Enseguida verán lo que algunos entienden por verdad.
Era al comienzo, en la época de aquel baile antropométrico organizado, junto con algunos otros actos más o menos espectaculares y de buen gusto, para promocionar lo que ya empezaban a llamar los “primeros Maigrets”, dos volúmenes titulados El ahorcado de la iglesia y El difunto filántropo.
Confieso que, esa vez, los leí en cuanto se publicaron. Y recuerdo que, a la mañana siguiente, Simenon entró en mi despacho, satisfecho de sí mismo, si cabe con mayor seguridad que antes, pero con una pizca de ansiedad en la mirada.

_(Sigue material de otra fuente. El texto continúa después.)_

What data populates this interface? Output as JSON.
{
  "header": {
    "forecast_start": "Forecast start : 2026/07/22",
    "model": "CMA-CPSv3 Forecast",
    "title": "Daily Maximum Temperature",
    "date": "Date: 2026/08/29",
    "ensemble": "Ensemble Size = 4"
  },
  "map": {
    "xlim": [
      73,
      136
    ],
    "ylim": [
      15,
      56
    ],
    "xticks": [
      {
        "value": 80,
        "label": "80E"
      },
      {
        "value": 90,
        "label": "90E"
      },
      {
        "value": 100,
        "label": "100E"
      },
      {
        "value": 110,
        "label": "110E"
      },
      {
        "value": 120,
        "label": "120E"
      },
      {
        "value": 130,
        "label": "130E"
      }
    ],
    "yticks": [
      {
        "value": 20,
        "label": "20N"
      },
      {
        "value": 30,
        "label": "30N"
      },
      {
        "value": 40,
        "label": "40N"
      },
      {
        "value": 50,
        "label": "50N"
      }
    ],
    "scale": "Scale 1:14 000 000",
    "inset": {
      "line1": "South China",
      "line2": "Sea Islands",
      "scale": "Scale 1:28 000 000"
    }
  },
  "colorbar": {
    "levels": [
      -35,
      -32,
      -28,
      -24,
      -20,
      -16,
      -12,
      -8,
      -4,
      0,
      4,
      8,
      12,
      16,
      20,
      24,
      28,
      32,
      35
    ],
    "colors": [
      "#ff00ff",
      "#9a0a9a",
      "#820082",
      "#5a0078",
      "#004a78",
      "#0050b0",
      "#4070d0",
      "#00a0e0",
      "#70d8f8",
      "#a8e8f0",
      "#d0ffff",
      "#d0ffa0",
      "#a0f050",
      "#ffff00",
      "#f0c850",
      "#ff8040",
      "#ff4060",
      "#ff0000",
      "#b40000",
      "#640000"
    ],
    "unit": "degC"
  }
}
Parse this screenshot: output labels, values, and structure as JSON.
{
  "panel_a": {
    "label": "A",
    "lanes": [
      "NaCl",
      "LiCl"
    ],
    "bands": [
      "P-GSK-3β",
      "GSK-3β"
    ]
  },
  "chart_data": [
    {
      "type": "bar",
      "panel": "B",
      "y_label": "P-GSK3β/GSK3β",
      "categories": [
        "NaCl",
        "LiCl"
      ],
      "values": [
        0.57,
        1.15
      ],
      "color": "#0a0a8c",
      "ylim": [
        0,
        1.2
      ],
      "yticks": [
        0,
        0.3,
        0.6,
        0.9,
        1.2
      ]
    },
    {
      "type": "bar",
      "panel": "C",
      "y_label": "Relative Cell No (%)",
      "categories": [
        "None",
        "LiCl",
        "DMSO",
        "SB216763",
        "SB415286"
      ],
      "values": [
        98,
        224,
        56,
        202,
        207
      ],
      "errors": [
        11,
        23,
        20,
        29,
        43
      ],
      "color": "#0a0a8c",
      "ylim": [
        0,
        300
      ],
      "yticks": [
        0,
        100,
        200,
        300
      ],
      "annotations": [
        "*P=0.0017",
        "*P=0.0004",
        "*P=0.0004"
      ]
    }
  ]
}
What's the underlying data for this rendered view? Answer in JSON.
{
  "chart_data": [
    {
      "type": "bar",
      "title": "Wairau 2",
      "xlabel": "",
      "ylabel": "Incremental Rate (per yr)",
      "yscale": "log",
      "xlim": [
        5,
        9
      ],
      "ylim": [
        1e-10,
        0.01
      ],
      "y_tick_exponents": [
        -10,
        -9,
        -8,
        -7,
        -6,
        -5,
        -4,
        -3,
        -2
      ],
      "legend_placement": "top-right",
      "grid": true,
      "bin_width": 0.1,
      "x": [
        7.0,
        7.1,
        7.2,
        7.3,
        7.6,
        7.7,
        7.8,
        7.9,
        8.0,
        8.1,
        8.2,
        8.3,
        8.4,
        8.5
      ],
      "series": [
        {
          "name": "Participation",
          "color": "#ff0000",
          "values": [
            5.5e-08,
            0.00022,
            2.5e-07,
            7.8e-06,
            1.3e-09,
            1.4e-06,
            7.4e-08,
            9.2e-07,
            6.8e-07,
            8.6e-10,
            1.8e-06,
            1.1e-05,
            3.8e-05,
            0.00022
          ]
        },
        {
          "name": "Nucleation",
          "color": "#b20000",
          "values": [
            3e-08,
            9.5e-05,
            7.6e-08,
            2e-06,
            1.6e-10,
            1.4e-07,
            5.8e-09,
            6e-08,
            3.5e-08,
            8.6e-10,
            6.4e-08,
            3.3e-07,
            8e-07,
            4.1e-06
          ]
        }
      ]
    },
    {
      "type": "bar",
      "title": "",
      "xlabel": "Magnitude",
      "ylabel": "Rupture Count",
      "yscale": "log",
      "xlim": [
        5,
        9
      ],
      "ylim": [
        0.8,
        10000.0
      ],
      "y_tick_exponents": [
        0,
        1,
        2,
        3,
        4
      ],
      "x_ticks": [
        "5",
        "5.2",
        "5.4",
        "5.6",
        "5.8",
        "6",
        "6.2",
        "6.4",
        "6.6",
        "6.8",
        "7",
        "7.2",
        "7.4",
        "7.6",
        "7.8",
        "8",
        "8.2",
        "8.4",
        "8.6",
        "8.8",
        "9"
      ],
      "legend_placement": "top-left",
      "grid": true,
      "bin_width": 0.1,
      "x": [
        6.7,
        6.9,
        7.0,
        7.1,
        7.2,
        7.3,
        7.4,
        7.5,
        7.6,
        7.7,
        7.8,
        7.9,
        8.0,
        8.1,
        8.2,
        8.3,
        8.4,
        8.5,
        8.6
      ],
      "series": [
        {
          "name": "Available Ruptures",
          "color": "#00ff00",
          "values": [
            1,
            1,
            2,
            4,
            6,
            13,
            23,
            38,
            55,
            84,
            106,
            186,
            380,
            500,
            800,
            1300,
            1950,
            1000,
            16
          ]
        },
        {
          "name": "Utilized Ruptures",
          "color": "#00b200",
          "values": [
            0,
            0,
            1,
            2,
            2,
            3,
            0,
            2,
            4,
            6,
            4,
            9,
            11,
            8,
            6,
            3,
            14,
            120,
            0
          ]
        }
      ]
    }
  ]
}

–¡Ya sé lo que va a decirme! –exclamó antes de que yo le saludara. Y prosiguió, mientras caminaba de un lado a otro de la habitación–: No niego que estos libros estén llenos de inexactitudes técnicas. De nada serviría que se las enumerara. Pero sepa que lo he hecho a propósito, y voy a explicarle el motivo.
No reproduciré todo su discurso, pero recuerdo las frases esenciales, frases que después me he repetido con frecuencia, y con una satisfacción que roza el sadismo:
–La verdad nunca parece verdadera. Y eso ocurre no sólo en la literatura o en la pintura. No le citaré tampoco el caso de las columnas dóricas, cuyas líneas nos parecen rigurosamente perpendiculares, pero que producen esta impresión porque están un poco curvadas. Si fueran rectas, nuestros ojos las verían curvadas, ¿me entiende? –por entonces aún le gustaba hacer gala de erudición–. Cuéntele usted cualquier historia a alguien. Si no la retoca, le parecerá artificial y poco creíble. Retóquela, y será más auténtica que la realidad –voceaba estas últimas palabras como si se tratara de un descubrimiento sensacional–. Todo consiste en ser más verdadero que la realidad. ¡Pues bien!, yo le he hecho a usted más verdadero que la realidad!